Several other hospital groups echoed that sentiment. The California Hospital Association and the Missouri Hospital Association echoed that sentiment in their own comment letters. THE MHA asked the CMS to cancel any mandatory pay models outright because they threaten providers' financial stability.
"It treats the nation's hospitals as lab rats in the experimentation, with hospitals randomly assigned to implement components of a growing number of complex CMS initiatives," the MHA said in an April 17 comment letter. "CMS' assignments and their unforeseen outcomes can affect a hospital's ability to survive or thrive."
But Pennsylvania-based Geisinger Health System said it is against making the models voluntary, as some hospitals may game the system by selectively referring or transferring complex patients to providers not participating in the model.
The American Hospital Association said it supported the models' overall goal to make providers more accountable for coordinating patients' care.
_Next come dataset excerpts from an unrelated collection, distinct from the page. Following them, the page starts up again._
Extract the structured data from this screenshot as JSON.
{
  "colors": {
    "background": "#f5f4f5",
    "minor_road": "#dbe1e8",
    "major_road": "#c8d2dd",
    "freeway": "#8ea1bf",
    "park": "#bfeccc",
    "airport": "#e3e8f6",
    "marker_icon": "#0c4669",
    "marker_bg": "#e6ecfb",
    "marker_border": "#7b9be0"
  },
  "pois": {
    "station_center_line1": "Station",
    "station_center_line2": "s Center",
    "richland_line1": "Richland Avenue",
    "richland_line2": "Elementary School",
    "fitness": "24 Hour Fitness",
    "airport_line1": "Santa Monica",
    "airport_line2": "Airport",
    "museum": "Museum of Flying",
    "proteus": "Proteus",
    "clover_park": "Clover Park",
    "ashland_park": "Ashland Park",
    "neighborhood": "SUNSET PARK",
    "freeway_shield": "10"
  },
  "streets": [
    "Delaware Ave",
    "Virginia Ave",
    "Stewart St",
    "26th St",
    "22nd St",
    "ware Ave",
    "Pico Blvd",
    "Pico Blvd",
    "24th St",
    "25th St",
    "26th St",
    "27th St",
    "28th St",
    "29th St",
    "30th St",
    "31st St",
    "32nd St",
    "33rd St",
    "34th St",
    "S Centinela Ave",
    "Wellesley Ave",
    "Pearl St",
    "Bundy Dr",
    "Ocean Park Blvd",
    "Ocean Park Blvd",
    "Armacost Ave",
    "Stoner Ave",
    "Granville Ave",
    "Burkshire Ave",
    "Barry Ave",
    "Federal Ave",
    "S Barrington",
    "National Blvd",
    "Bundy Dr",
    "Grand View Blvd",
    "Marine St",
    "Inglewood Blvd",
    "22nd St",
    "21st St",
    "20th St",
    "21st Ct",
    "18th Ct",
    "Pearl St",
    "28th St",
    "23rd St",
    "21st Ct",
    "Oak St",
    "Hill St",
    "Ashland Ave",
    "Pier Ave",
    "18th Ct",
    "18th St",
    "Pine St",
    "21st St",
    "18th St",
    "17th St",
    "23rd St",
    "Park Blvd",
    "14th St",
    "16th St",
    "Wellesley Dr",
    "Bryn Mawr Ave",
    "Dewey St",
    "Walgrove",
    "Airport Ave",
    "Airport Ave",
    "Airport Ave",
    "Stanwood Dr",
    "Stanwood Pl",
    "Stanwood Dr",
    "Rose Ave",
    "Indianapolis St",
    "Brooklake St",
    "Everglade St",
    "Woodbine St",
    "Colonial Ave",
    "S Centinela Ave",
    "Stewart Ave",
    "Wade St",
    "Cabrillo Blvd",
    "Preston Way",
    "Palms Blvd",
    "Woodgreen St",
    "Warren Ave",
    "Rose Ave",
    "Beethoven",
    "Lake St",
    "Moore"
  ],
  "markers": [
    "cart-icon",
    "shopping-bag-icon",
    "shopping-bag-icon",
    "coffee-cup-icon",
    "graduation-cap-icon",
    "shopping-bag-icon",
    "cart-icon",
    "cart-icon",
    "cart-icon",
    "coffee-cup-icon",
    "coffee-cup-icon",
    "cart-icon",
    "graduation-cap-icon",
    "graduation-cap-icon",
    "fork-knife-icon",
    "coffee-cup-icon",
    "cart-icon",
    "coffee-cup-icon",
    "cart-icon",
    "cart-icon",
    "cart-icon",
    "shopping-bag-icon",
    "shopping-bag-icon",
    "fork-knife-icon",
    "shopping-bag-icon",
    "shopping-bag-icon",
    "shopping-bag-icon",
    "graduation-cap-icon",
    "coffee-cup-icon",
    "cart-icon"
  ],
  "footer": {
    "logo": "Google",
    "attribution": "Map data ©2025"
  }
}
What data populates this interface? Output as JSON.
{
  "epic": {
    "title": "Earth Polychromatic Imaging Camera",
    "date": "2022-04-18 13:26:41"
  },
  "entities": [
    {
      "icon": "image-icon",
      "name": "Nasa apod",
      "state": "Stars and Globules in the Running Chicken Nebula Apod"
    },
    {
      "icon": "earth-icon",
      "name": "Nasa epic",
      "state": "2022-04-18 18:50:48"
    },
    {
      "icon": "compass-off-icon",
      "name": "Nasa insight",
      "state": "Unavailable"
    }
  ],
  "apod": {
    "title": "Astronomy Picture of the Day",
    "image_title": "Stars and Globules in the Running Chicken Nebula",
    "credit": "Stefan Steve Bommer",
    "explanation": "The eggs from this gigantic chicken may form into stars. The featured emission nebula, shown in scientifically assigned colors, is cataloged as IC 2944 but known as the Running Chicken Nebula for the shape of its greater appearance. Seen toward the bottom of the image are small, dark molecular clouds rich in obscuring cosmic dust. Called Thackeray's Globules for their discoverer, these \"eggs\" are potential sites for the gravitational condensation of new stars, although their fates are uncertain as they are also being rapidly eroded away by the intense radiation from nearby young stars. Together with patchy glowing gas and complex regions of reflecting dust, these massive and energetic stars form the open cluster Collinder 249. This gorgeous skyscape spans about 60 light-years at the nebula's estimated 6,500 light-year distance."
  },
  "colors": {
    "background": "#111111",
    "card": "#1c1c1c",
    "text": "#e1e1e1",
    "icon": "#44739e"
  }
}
However, it has voiced concerns in the past over the CMS' pace of rolling out the models. The AHA supports an implementation delay through Jan. 1, 2018. However, the agency should not delay the models beyond that, the group said.
Any further delays "would effectively turn the start date for these programs into a moving target—hospitals and health systems would continue to expend resources to prepare for something that we fear would never come to fruition," the AHA said in an April 19 comment letter.
The CMS said it was delaying the models developed during the Obama administration in order to evaluate the programs. The delay will give the agency time to undertake notice and comment rulemaking and implement any necessary changes.
The agency first introduced the bundled-payment models in July, and the rulemaking was finalized in December. One of the models would make hospitals in 98 markets financially accountable for the cost and quality of all care associated with bypass surgery and heart attacks.
The rule also expanded the CMS' first mandatory bundled-payment model—which took effect in January and covers total hip and knee replacements—to include surgeries repairing hip and femur fractures. While that expansion has been delayed, the Comprehensive Care for Joint Replacement Model is now in effect in 67 markets.
The CMS also said the delay would give participants more time to prepare for these models, noting it would be preferable for provider payment periods to align with the calendar year.
The comment period on the bundled-payment delay closed April 19, and the agency received 47 comments.
Experts expected many more comments after the March delay notice panicked healthcare industry stakeholders that worried the CMS was backing off its plans to embrace value-based payment reforms. The payment models aimed to shift the industry away from a fee-for-service Medicare program, according to the law firm Sheppard Mullin Richter & Hampton.
HHS Secretary Tom Price has staunchly opposed the CMS' mandatory initiatives. When he served in Congress, he criticized the Center for Medicare & Medicaid Innovation, which develops and pilots value-based payment models. In September, Price was one of 179 lawmakers who called on the CMS to "cease all current and future planned mandatory initiatives under the CMMI," including bundles.